The US National Hurricane Centre in Miami says it expects Tomas to intensify significantly.
Forecaster Eric Blake says if it continues along its current path, Tomas could start impacting on Haiti by late Thursday, and make landfall on Friday.
Cholera outbreak worsening
The number of people known to have died from a cholera epidemic in Haiti has increased markedly.
Health officials say 105 more people have died since Saturday, bringing the total to 442.
They said there had been a 40% jump in the number of new cases.
Jocelyn Pierre-Louis of the Haitian Health Ministry says almost 2,000 people have been taken to hospital with cholera infections since Saturday.
The total number of cases now stands at 6,742, according to the authorities on the island.
South Asian link
On Monday, the US Centers for Disease Control found that all the Haitian patients had the same strain of cholera, one that is most commonly found in South Asia.
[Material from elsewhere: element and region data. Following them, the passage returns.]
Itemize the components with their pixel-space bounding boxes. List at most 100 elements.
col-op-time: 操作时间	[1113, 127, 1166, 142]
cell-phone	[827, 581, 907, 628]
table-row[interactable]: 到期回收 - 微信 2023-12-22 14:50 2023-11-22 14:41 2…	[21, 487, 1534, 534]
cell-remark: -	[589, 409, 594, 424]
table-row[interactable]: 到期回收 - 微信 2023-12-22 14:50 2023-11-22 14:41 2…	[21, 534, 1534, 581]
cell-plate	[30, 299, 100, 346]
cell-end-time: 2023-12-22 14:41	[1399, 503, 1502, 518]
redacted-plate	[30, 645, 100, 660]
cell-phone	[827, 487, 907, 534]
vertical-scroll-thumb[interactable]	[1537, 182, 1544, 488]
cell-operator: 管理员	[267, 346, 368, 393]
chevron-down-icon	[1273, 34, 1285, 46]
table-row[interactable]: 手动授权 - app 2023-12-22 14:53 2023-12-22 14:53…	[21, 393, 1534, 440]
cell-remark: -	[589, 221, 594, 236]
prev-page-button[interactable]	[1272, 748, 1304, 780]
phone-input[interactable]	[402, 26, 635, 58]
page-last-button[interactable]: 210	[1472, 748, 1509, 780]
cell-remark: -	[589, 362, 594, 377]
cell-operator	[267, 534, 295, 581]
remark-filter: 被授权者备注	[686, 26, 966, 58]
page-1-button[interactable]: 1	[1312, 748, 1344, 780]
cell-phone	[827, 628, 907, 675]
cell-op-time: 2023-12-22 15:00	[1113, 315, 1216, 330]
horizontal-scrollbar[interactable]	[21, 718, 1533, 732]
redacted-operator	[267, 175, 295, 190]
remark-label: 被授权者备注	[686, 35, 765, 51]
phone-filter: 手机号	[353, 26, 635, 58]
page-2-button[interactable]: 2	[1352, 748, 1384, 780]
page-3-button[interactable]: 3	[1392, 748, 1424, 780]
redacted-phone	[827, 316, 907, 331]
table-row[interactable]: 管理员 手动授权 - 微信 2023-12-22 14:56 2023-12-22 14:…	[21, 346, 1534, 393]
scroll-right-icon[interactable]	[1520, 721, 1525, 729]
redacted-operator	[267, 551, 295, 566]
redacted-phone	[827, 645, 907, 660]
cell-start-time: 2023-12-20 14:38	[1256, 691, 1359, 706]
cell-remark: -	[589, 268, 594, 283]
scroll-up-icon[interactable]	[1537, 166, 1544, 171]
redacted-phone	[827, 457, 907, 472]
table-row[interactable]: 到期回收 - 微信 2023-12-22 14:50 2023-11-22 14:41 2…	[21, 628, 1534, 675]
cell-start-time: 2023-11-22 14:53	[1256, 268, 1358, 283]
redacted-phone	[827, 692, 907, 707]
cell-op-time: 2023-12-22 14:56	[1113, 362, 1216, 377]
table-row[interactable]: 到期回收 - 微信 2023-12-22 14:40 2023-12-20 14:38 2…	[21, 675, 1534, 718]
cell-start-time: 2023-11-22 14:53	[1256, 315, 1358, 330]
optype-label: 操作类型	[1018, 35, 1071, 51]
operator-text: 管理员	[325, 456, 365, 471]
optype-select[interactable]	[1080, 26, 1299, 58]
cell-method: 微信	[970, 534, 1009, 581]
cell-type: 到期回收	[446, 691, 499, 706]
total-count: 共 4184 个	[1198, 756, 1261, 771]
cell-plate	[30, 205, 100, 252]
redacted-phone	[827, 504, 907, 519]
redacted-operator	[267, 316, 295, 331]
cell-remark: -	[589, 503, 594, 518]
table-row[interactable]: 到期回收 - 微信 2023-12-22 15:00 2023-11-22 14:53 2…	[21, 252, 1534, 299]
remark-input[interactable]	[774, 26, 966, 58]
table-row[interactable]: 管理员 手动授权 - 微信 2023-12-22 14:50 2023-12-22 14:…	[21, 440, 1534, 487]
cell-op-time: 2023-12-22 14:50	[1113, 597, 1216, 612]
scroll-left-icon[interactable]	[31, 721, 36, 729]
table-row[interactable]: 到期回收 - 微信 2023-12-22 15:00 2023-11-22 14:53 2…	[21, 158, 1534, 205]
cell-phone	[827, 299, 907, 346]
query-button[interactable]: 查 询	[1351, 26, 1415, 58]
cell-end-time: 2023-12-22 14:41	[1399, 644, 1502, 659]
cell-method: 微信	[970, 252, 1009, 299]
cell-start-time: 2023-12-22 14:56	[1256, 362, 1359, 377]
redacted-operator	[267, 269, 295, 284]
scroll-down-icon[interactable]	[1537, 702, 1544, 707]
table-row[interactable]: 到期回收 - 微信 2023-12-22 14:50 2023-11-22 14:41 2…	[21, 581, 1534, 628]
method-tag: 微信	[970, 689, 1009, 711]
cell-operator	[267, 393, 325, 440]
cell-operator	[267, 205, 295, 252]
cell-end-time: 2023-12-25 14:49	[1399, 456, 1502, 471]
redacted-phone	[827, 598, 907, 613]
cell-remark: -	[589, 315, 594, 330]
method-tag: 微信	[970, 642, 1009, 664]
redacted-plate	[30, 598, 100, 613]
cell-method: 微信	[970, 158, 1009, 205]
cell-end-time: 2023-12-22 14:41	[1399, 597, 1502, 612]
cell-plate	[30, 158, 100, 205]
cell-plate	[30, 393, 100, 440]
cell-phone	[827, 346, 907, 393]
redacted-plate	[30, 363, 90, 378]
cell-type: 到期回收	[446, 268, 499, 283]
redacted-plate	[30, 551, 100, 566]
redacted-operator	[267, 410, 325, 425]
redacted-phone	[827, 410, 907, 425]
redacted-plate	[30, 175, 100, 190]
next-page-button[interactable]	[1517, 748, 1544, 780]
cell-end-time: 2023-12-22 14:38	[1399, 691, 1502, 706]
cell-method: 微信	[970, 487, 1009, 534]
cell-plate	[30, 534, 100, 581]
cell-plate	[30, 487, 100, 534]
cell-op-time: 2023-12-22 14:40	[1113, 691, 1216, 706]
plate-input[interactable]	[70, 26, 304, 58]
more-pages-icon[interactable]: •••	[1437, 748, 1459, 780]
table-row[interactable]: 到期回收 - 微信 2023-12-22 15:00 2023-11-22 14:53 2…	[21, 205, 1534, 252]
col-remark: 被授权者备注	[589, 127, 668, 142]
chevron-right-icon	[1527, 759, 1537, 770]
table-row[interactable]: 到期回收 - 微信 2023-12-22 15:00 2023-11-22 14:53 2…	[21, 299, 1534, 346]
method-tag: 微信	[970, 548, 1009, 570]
The UN is investigating allegations that excrement from Nepalese peacekeepers caused the epidemic.
But Health Minister Dr Alex Larsen said it was unlikely the outbreak's origin would ever be known.
Haiti had not seen a cholera outbreak for about half a century, and initially many people were unsure of what steps to take to avoid the disease.
Doctors say poor sanitary conditions after January's earthquake made the country vulnerable to cholera, which is caused by bacteria transmitted through contaminated water or food.
Cholera causes diarrhoea and vomiting leading to severe dehydration, and can kill within 24 hours if left untreated.
It is easily treated through rehydration and antibiotics.